A unified mathematical criterion for stability in the face of distributional shift is posed as the minimal distributional perturbation (measured by optimal transport with moment constraints) required to degrade model risk to a threshold (Blanchet et al., 6 May 2024). Formally,

$\mathcal{L}(\beta, r) = \inf_{ \mathcal{Q} } \mathbb{M}_c(\mathcal{Q}, \hat{\mathcal{P}} ) \text{ s.t. } \mathbb{E}_\mathcal{Q}[W \ell(\beta, Z)] \geq r$

With suitable cost decompositions, this approach distinguishes between sensitivity to data corruptions and sub-population shifts. Strong duality and convex optimization formulations enable practical computation and differentiation of stability across models and features.

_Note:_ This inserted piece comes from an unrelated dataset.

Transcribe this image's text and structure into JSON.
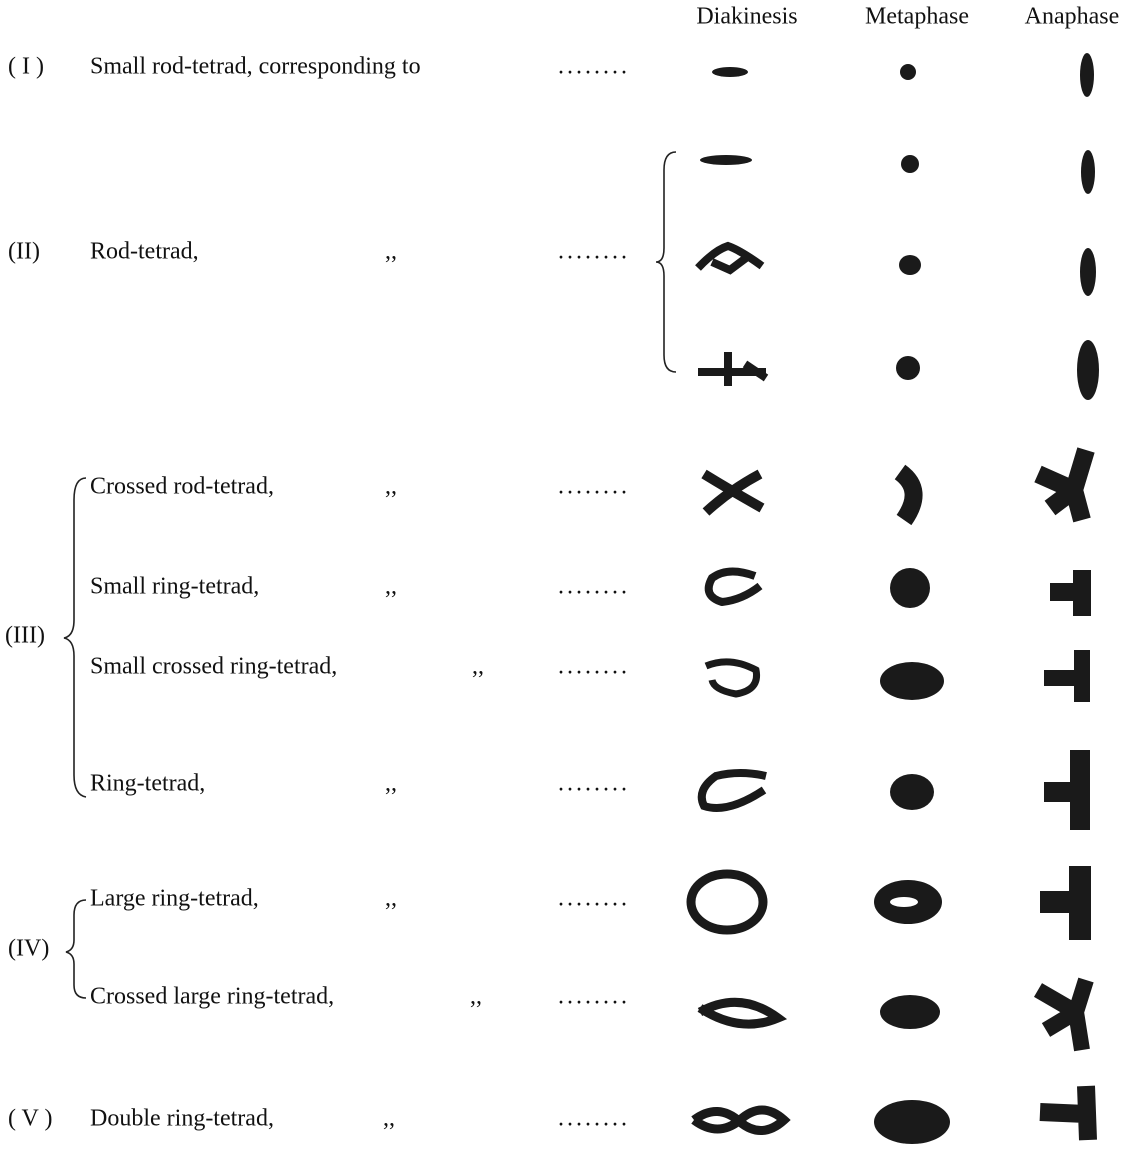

For feature selection stability in high-dimensional data with redundant features, adjusted stability measures (SMA) provide an “on-average” perspective by forgiving exchange of highly correlated/exchangeable features, avoiding artificial instability induced by identifier differences (Bommert et al., 2021).

7. Implications, Applications, and Trade-offs

On-average model stability underpins reproducibility and interpretability across disciplines: turbulence modeling, cancer phenotypic evolution (Niu et al., 2015), fMRI decoding, clinical risk prediction, out-of-distribution detection, ensemble and retrained forecasting. The trade-off between predictive power and stability is often concave; small sacrifices in nominal performance can yield large gains in interpretability, reliability, and practical trustworthiness (Bertsimas et al., 28 Mar 2024, Zanotti, 6 Jun 2025). Stability assessment is essential prior to validation, deployment, and especially in high-stakes or continuously updating environments.

Systematic stability-aware practices—robust cross-validation, model and feature aggregation, use of regularization, and explicit instability quantification—are now recognized as critical for reliable, reproducible inference and decision-making in modern statistical and machine learning pipelines.